Dive Brief:
- L’Oreal has entered the Facebook Messenger chatbot fray with an AI-driven gifting service targeting Canadians that guides consumers to the right beauty gifts for friends, according to a press release. The beauty conglomerate worked with Automat Technologies Inc. to develop the so-called Beauty Gifter.
- L’Oreal is diving headfirst into AI innovations with a new center of excellence for AI in Montreal. The company touts the center as enabling it to quickly jump on AI advancements from Automat and other AI leaders in the Montreal region.
- Whether its customized makeup, wearable electronic monitors or augmented reality apps, L’Oreal has proved willing to experiment with emerging technologies in attempts to anticipate and respond to evolving consumer demand. Its partnership with Automat and the center of excellence demonstrates L’Oreal aims to be an AI mover and shaker based on the belief machine learning and communication will be an important component of brands’ relationships with product purchasers going forward.
Dive Insight:
L’Oreal isn’t alone in unleashing beauty chatbots on Facebook Messenger. Estée Lauder and Madison Reed have programmed chatbots to ease foundation shopping and hair coloring, respectively. But L’Oreal’s commitment to the space, signified by its erecting a center of excellence dedicated to AI, is perhaps the most serious among the major beauty players. Of course, as the biggest beauty company in the world, it has money to spend on tech concepts that might not pan out.

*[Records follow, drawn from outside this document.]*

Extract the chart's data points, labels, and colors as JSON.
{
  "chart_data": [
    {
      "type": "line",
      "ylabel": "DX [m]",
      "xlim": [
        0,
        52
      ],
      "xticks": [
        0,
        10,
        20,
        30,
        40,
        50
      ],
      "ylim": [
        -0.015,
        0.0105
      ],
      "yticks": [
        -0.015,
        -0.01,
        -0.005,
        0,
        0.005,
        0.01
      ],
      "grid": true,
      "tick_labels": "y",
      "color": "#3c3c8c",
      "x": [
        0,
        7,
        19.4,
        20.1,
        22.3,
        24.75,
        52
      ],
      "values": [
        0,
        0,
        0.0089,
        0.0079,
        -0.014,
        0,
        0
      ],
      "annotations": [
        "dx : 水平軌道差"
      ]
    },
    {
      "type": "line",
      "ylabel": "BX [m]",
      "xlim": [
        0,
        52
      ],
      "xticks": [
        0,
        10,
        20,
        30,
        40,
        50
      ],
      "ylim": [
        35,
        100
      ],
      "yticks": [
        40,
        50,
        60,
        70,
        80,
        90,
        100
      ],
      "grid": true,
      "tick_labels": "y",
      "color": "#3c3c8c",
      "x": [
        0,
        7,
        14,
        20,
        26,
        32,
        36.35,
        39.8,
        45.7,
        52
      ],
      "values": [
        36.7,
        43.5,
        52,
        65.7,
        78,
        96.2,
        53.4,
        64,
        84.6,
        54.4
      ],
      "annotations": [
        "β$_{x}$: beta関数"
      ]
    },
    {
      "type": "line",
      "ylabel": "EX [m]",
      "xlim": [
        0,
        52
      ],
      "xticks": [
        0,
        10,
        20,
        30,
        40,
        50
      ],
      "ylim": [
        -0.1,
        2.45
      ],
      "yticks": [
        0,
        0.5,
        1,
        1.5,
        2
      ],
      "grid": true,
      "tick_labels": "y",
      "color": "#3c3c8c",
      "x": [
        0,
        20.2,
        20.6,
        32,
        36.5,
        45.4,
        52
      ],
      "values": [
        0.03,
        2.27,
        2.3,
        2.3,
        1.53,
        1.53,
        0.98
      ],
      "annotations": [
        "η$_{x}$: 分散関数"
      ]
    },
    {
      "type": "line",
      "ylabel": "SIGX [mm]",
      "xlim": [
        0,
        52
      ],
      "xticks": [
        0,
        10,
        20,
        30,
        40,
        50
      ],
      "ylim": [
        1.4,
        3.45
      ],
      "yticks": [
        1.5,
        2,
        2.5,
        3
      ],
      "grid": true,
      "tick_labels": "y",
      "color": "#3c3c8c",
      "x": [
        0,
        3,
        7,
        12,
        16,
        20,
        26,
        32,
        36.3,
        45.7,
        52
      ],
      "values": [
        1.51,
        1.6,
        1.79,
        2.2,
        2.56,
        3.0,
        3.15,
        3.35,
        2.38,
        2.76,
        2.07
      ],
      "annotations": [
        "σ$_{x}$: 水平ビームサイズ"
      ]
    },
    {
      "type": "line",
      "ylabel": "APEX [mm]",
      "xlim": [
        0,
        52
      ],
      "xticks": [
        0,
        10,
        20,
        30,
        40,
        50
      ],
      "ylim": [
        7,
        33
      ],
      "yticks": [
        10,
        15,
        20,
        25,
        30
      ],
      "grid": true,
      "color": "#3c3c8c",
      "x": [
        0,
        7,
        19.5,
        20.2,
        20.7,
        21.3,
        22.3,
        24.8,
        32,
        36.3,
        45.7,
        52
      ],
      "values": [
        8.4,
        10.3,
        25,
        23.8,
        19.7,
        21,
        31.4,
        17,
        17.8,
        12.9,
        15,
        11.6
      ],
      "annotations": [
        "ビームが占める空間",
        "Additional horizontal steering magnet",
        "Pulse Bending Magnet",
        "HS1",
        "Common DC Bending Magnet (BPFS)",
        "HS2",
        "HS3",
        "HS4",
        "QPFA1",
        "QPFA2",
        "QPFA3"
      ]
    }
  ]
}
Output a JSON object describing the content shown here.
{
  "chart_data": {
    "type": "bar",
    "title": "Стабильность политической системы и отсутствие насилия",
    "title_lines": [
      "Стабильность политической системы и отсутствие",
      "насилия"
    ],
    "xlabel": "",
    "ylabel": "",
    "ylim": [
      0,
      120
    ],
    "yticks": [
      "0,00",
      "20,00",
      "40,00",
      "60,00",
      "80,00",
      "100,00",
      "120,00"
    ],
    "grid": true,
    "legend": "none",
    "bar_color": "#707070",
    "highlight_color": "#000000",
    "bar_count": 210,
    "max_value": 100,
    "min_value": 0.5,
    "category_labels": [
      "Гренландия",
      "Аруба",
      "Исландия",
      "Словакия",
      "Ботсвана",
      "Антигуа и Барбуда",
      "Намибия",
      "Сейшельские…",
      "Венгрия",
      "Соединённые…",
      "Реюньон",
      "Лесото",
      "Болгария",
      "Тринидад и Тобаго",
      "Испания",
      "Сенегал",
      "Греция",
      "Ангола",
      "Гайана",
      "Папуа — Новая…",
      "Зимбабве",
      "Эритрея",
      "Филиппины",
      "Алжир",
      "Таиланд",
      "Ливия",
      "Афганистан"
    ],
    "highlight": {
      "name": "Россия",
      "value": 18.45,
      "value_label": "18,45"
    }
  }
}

Still in their infancy, chatbots are communication vehicles that have been criticized as ineffective and frustrating. It’s highly conceivable that pouring resources into improving them could help L’Oreal’s chatbots become the cream of the crop in the beauty business, possibly giving the company a huge advantage as it bids for customers conversing on messaging platforms. By testing out a chatbot initially in Canada, a relatively small market, the company can also perfect the gifting bot before it’s rolled out to a wider audience.
L’Oreal may have particularly strong incentives to triumph in the chatbot wars. If messaging platforms play increasingly significant roles in fueling digital sales, the company wants to be poised to capture those sales. E-commerce remains a minute portion of L’Oreal’s sales — at 6.8% for the first quarter of this year — and beauty sales overall (around 10%), but they’re undoubtedly rising and L’Oreal could benefit greatly from making digital shopping easy for customers using the platforms they're spending time on. In addition, nearly 40% of L’Oreal’s sales come from new markets, including Asia, Latin America, the Middle East and Africa, where mobile commerce has enormous potential.
It’s not hard to envision consumers there — and elsewhere — opening messenger apps on their phones to snap up L’Oreal’s affordable consumer goods, which constituted 48.1% of L’Oreal’s revenues last fiscal year. A properly programmed chatbot could certainly direct those consumers to the best products for them or their friends.